The described example uses uric acid crystals, but in alternative examples other crystalline solids may be used. For example crystals of other organic acids may be used, for example other diprotic acids, citric acid, malic acid, tartaric acid, or folic acid. In other examples the crystals may comprise calcium, for example calcium oxalate. The crystals may be formed from hydroxyapatite. The crystals may be formed for urea or derivatives thereof, for example hetrocyclic urea, or hydroxycarbamide. In many examples it is desirable for the crystals to be formed from a heterocyclic compound.

In alternative examples, the crystalline solids may comprise metal ions. For example, calcium, magnesium, sodium, lithium, or potassium may be added to the composition of the crystalline solids. The metal ions may be used to supress the crystalline solids solubility in water. The suppression of solubility will be balanced between improved cutting and the ability to dissolve the crystalline solids after cutting. The metal ions and salts of the crystalline solids may be selected so as to optimise the process for a given machine operating conditions (including temperature).

It will be understood that the invention is not limited to the embodiments above-described and various modifications and improvements can be made without departing from the concepts described herein. Except where mutually exclusive, any of the features may be employed separately or in combination with any other features and the disclosure extends to and includes all combinations and sub-combinations of one or more features described herein.

Claims

1. A method of manufacturing a part, the method comprising:

providing a component for cutting; and

directing a water jet at the component so as to cut the component, the water jet comprising water and abrasive particles that are crystalline solids formed from organic acid or calcium oxalate.

2. The method according to claim 1, wherein the crystalline solid is a heterocyclic compound.

3. The method according to claim 1, wherein the crystalline solids are formed from a diprotic acid.

4. The method according to claim 1, wherein the crystalline solid is formed from uric acid.

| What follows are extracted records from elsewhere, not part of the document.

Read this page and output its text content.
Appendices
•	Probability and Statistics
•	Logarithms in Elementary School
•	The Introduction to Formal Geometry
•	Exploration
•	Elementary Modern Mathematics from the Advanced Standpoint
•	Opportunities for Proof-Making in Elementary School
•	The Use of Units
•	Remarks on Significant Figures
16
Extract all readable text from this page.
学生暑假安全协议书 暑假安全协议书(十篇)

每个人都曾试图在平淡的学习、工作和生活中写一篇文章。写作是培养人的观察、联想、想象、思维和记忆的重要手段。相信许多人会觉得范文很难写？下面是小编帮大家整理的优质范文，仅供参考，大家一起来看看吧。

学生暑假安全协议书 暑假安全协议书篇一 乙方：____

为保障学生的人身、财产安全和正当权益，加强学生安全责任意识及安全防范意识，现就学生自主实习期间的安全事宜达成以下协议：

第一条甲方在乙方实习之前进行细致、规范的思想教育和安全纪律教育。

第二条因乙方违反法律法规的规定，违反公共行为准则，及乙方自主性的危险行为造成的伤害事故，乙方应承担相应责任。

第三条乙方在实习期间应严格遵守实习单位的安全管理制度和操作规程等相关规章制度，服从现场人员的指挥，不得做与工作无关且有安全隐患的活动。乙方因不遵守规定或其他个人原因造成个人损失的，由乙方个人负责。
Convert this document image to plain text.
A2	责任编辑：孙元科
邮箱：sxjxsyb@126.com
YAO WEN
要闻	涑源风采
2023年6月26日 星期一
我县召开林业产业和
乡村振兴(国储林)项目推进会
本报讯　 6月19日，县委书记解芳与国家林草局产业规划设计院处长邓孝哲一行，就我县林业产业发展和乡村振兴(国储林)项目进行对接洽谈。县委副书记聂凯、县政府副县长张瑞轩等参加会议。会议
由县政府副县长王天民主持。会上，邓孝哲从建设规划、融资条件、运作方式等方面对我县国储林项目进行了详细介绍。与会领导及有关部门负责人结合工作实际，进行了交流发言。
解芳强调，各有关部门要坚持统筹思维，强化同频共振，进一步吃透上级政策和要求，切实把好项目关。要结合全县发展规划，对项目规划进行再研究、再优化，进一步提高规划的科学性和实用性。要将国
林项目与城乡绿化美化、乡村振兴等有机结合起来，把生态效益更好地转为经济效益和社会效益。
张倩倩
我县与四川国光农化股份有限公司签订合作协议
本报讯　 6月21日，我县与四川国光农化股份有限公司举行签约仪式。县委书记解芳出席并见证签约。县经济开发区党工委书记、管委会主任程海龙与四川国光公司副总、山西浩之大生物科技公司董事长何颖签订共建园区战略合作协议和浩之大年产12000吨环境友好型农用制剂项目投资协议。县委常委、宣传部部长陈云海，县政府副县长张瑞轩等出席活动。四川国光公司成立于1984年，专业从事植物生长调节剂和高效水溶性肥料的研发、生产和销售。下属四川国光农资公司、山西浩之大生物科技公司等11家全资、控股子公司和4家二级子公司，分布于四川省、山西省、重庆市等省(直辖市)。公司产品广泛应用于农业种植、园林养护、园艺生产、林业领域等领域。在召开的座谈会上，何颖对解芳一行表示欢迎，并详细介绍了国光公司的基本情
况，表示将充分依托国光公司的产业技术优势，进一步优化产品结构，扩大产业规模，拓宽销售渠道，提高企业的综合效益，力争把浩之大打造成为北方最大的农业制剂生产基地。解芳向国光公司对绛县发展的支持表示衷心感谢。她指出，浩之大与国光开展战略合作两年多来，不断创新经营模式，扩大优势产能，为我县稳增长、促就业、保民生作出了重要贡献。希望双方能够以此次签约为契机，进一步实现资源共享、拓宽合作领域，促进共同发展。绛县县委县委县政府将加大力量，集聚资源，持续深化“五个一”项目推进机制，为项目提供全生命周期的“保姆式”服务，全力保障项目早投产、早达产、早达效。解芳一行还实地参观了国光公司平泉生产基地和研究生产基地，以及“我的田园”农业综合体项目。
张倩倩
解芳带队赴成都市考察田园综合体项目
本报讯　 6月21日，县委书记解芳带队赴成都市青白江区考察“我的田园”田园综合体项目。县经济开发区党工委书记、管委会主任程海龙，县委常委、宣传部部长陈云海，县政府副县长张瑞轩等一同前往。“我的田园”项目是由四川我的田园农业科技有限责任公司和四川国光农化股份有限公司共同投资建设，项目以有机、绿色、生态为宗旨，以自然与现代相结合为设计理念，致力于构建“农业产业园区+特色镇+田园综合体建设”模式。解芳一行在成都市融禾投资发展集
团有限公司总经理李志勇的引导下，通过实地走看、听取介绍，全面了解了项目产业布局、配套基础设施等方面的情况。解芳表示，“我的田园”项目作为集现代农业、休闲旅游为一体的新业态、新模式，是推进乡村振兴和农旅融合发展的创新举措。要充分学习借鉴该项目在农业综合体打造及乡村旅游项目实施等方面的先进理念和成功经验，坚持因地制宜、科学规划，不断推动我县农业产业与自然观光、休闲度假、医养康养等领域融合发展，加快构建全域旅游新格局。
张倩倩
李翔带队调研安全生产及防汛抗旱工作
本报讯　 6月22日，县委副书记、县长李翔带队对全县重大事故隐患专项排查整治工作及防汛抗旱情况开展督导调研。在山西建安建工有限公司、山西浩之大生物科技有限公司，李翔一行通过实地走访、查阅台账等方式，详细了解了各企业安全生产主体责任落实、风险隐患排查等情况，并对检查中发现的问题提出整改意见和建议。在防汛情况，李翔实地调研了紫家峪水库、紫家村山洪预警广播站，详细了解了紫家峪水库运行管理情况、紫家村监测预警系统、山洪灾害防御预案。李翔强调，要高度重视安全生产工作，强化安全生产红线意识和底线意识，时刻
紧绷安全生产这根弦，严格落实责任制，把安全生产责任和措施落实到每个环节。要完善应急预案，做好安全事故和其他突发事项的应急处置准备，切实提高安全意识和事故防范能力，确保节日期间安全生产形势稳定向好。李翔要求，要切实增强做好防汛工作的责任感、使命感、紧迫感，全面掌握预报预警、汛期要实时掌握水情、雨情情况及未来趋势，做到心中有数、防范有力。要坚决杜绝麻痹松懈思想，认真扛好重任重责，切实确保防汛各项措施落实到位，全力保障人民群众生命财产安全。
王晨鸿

5. The method according to claim 4, wherein the crystalline solid comprises ammonium acid urate.

6. The method according to claim 1, wherein the crystalline solids comprise one or more metallic ions.

7. The method according to claim 1, wherein the crystalline solids have an average diameter equal to or between 30 microns and 100 microns.

8. The method according to claim 1, wherein the crystalline solids are each surrounded by a second substance that is solid in the water jet and melts at atmospheric temperature and pressure.

9. The method according to claim 8, wherein the second substance is ice.

10. The method according to claim 1, further comprising, after the component has been cut by the water jet, rinsing the component with a liquid at a temperature equal to or between 30° C. and 100° C.

11. The method according to claim 10, wherein the liquid used to rinse the component is water.

12. The method according to claim 1, wherein the part is a fan blade for a gas turbine engine.

13. A method of water jet cutting a component, the method comprising:

providing a component for cutting; and

directing a water jet at the component so as to cut the component, the water jet comprising water and abrasive particles that are crystalline solids formed from organic acid or calcium oxalate

14. A method of manufacturing a part, the method comprising:

providing a component for cutting; and

directing a water jet at the component so as to cut the component, the water jet comprising water and abrasive particles that are crystalline solids comprising calcium, oxalate, uric acid, urea or derivatives thereof, or hydroxyapatite.